These six restaurant chains are in deepest trouble in pandemic
Casual dining chains were already facing challenges before COVID-19, hurt by the rise of fast-casual competition and increased food costs.
Now, several of the largest restaurant companies in the U.S. are struggling with capacity restrictions on indoor dining and attempting to lure customers with takeout in a bid to avoid financial disaster.
While the nation’s largest publicly traded restaurants face a less than 1 in 5 chance of defaulting in the next year, according to the new report by S&P Global Market Intelligence, they remain in perilous terrain.
Analysts are particularly concerned about the coming winter, which will eliminate outdoor seating options for many restaurants, and the demise of the extra $600 in unemployment benefits that had been available for jobless Americans.
Here are the six largest publicly traded restaurant chains that are most likely to default:
Dave & Buster’s
This chain has a 16.1% chance of defaulting in the next year, according to S&P. It has the worst credit rating among the nation’s largest restaurant companies.
Dave & Buster’s recorded a net loss of $43.5 million for the quarter ended in early May. But the company has taken steps to raise money that have improved its chances, according to S&P.
Outback Steakhouse parent Bloomin’ Brands
This chain faces a 13.2% chance of defaulting.
The company said in a July statement that comparable restaurant sales at locations that are allowing indoor dining fell 10.7% for the week that ended July 19, versus a year earlier.

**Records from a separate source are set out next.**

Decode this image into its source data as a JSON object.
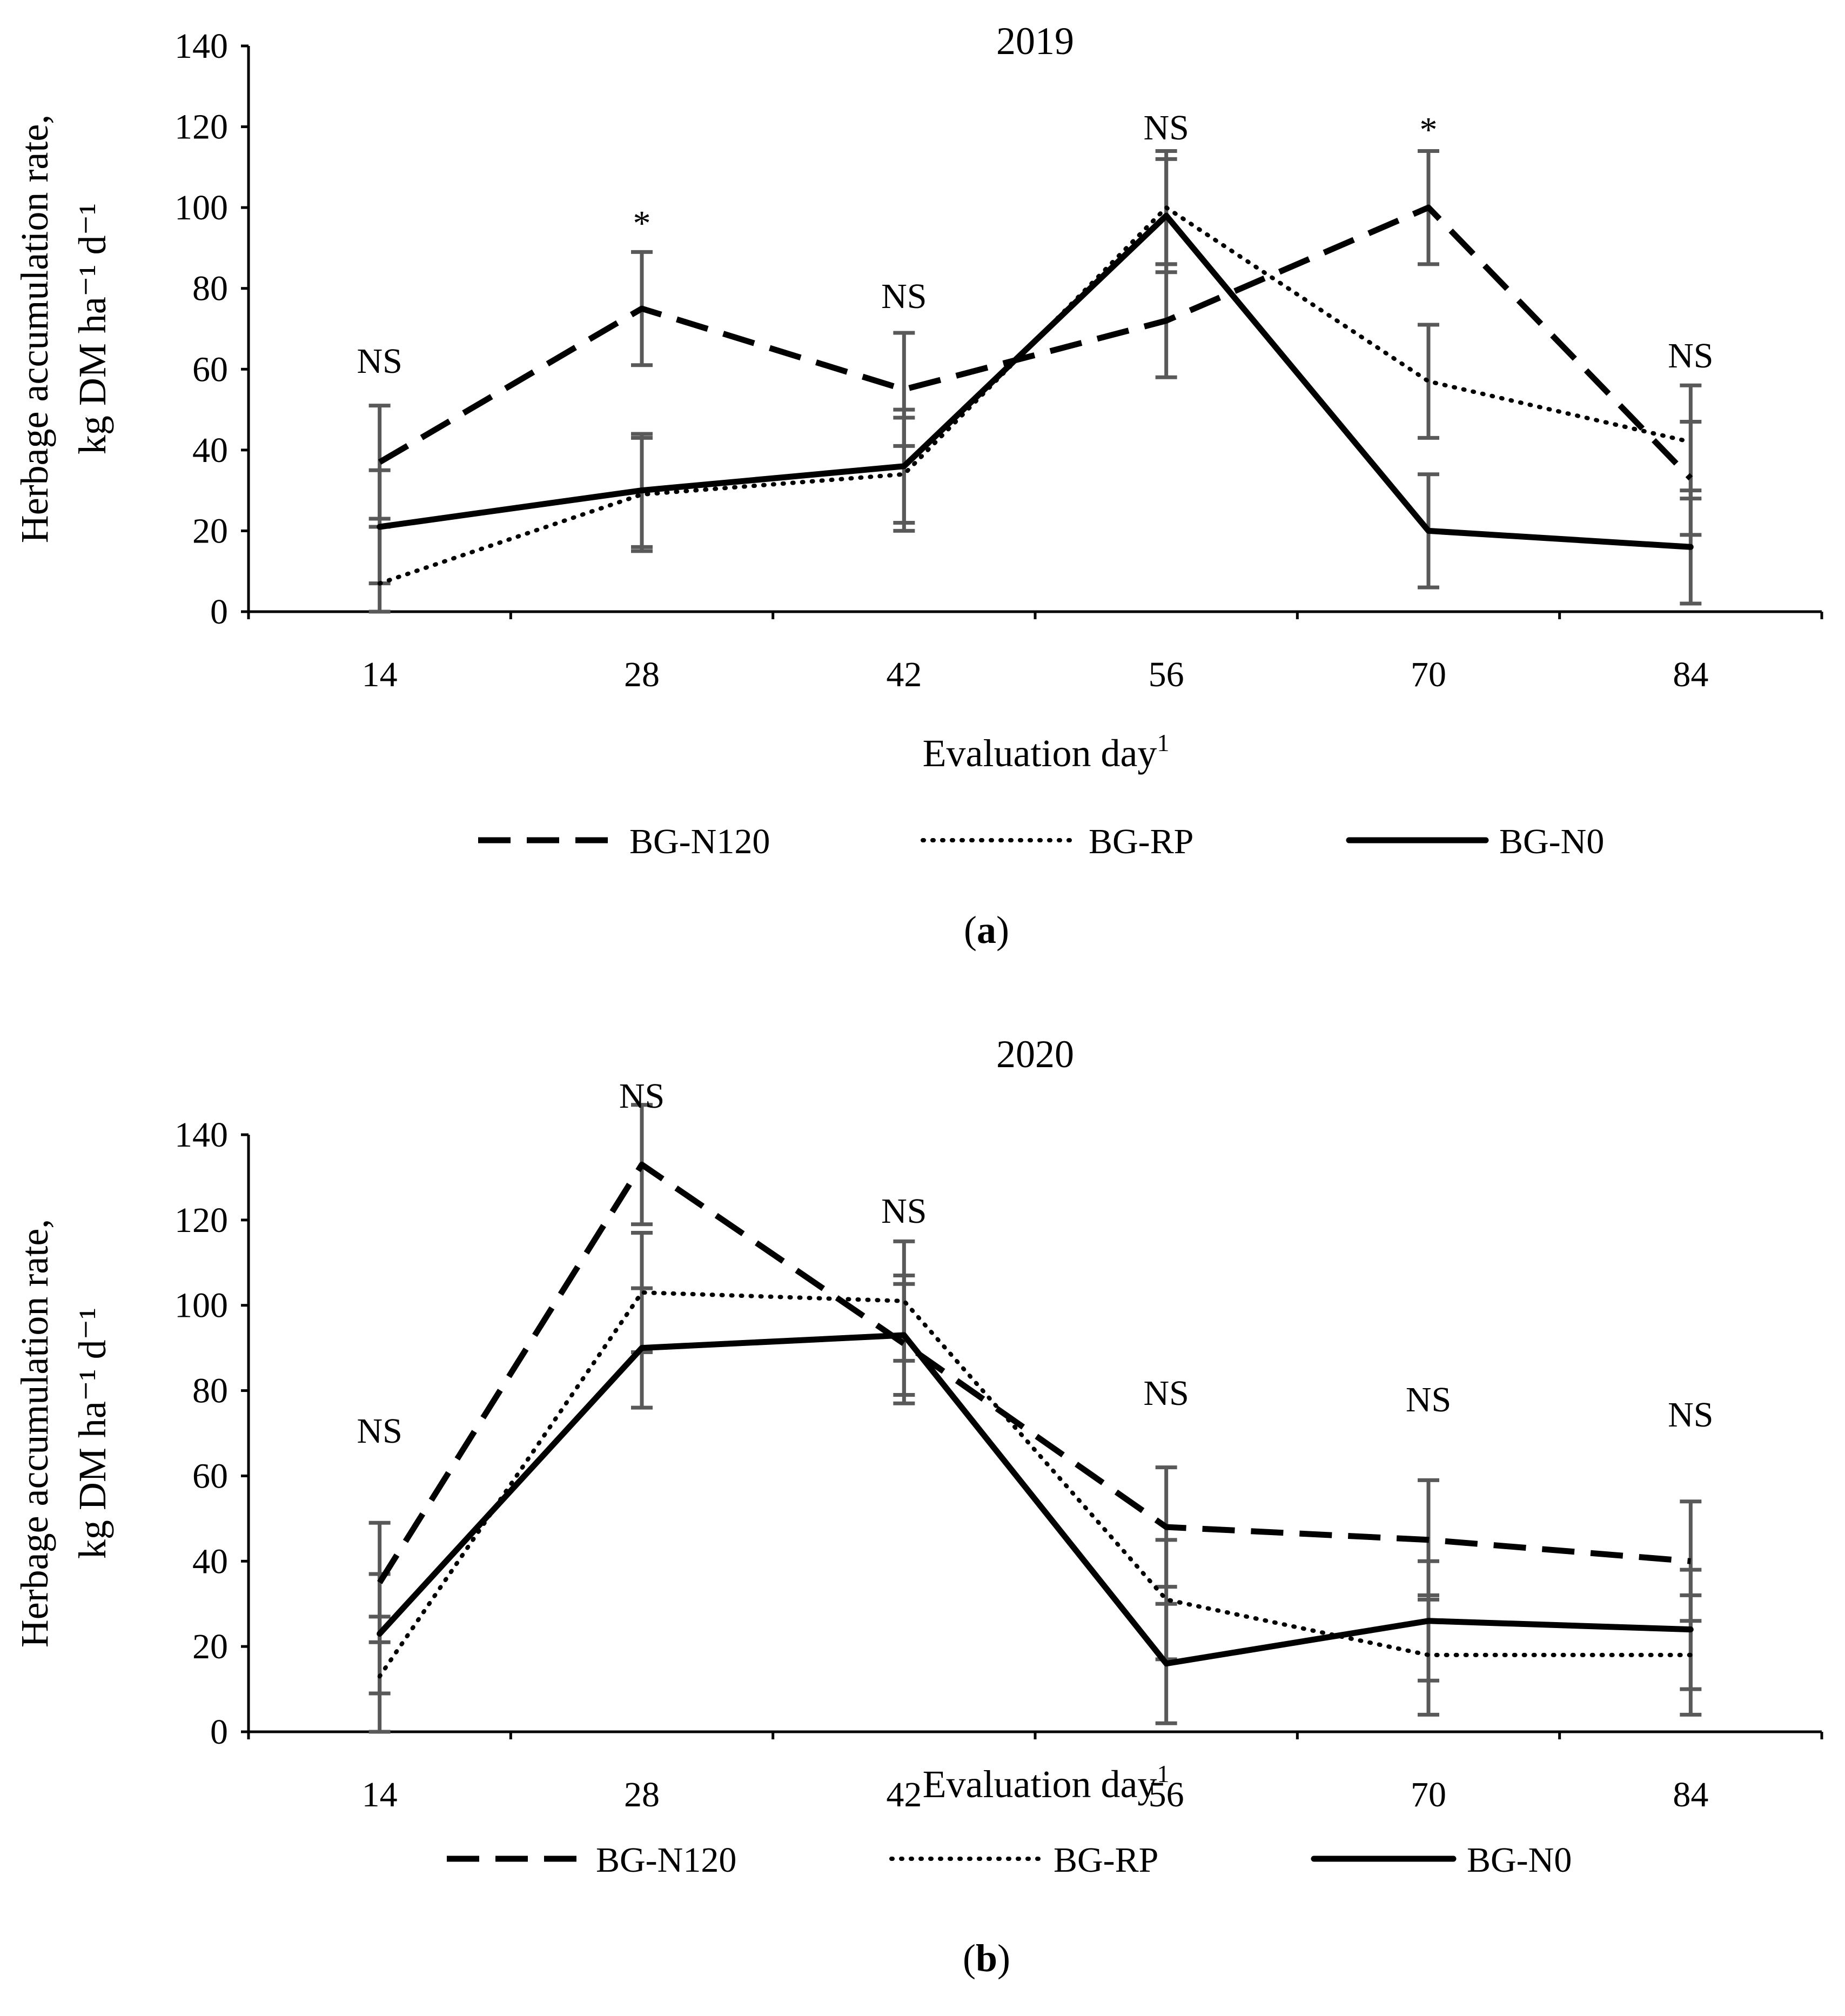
{
  "chart_data": [
    {
      "type": "line",
      "panel_label": "a",
      "title": "2019",
      "xlabel": "Evaluation day",
      "xlabel_sup": "1",
      "ylabel_line1": "Herbage accumulation rate,",
      "ylabel_line2": "kg DM ha⁻¹ d⁻¹",
      "x": [
        14,
        28,
        42,
        56,
        70,
        84
      ],
      "x_tick_labels": [
        "14",
        "28",
        "42",
        "56",
        "70",
        "84"
      ],
      "ylim": [
        0,
        140
      ],
      "y_ticks": [
        0,
        20,
        40,
        60,
        80,
        100,
        120,
        140
      ],
      "y_tick_labels": [
        "0",
        "20",
        "40",
        "60",
        "80",
        "100",
        "120",
        "140"
      ],
      "significance": [
        "NS",
        "*",
        "NS",
        "NS",
        "*",
        "NS"
      ],
      "series": [
        {
          "name": "BG-N120",
          "style": "dashed",
          "values": [
            37,
            75,
            55,
            72,
            100,
            33
          ],
          "error": [
            14,
            14,
            14,
            14,
            14,
            14
          ]
        },
        {
          "name": "BG-RP",
          "style": "dotted",
          "values": [
            7,
            29,
            34,
            100,
            57,
            42
          ],
          "error": [
            14,
            14,
            14,
            14,
            14,
            14
          ]
        },
        {
          "name": "BG-N0",
          "style": "solid",
          "values": [
            21,
            30,
            36,
            98,
            20,
            16
          ],
          "error": [
            14,
            14,
            14,
            14,
            14,
            14
          ]
        }
      ],
      "legend": [
        "BG-N120",
        "BG-RP",
        "BG-N0"
      ]
    },
    {
      "type": "line",
      "panel_label": "b",
      "title": "2020",
      "xlabel": "Evaluation day",
      "xlabel_sup": "1",
      "ylabel_line1": "Herbage accumulation rate,",
      "ylabel_line2": "kg DM ha⁻¹ d⁻¹",
      "x": [
        14,
        28,
        42,
        56,
        70,
        84
      ],
      "x_tick_labels": [
        "14",
        "28",
        "42",
        "56",
        "70",
        "84"
      ],
      "ylim": [
        0,
        140
      ],
      "y_ticks": [
        0,
        20,
        40,
        60,
        80,
        100,
        120,
        140
      ],
      "y_tick_labels": [
        "0",
        "20",
        "40",
        "60",
        "80",
        "100",
        "120",
        "140"
      ],
      "significance": [
        "NS",
        "NS",
        "NS",
        "NS",
        "NS",
        "NS"
      ],
      "series": [
        {
          "name": "BG-N120",
          "style": "dashed",
          "values": [
            35,
            133,
            91,
            48,
            45,
            40
          ],
          "error": [
            14,
            14,
            14,
            14,
            14,
            14
          ]
        },
        {
          "name": "BG-RP",
          "style": "dotted",
          "values": [
            13,
            103,
            101,
            31,
            18,
            18
          ],
          "error": [
            14,
            14,
            14,
            14,
            14,
            14
          ]
        },
        {
          "name": "BG-N0",
          "style": "solid",
          "values": [
            23,
            90,
            93,
            16,
            26,
            24
          ],
          "error": [
            14,
            14,
            14,
            14,
            14,
            14
          ]
        }
      ],
      "legend": [
        "BG-N120",
        "BG-RP",
        "BG-N0"
      ]
    }
  ]
}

But the company said it was moving in the right direction.
“Across our U.S. portfolio, we experienced consistent weekly sales momentum throughout the second quarter as we adapted to this evolving environment. This ... enabled us to generate positive cash flow for the month of June,” the chain said in the statement.
Denny’s
Denny’s faces an 11.9% chance of defaulting.
Denny’s sales had been improving in June, but its year-over-year sales decline worsened in July, according to the company’s most recent earnings report. Sales for the week that ended July 22 were down 41%, compared with a year earlier.
The Cheesecake Factory
Having failed to make rent payments on time in spring, The Cheesecake Factory has been facing financial troubles since the start of the crisis. On the other hand, experts say the company’s decision not to pay rent on time might have been a negotiating tactic with landlords.
Still, the company faces an 11.7% chance of defaulting on its debts, according to S&P.
Applebee’s and IHOP
Dine Brands Global, which owns both chains, has an 11.3% chance of defaulting. The company’s IHOP chain is faring worse than Applebee’s.
In the month leading up to July 26, sales at Applebee’s locations fell 18.4%, compared with a year earlier, while sales at IHOP declined 37.6%.
BJ’s Restaurants
BJ’s Restaurants, known for its pizza and beer, has a 9.3% chance of defaulting.
As with Denny’s, the situation at BJ’s deteriorated from June to July. The company said its late July sales were down about 40% from a year earlier, compared with a decline of about 30% in June.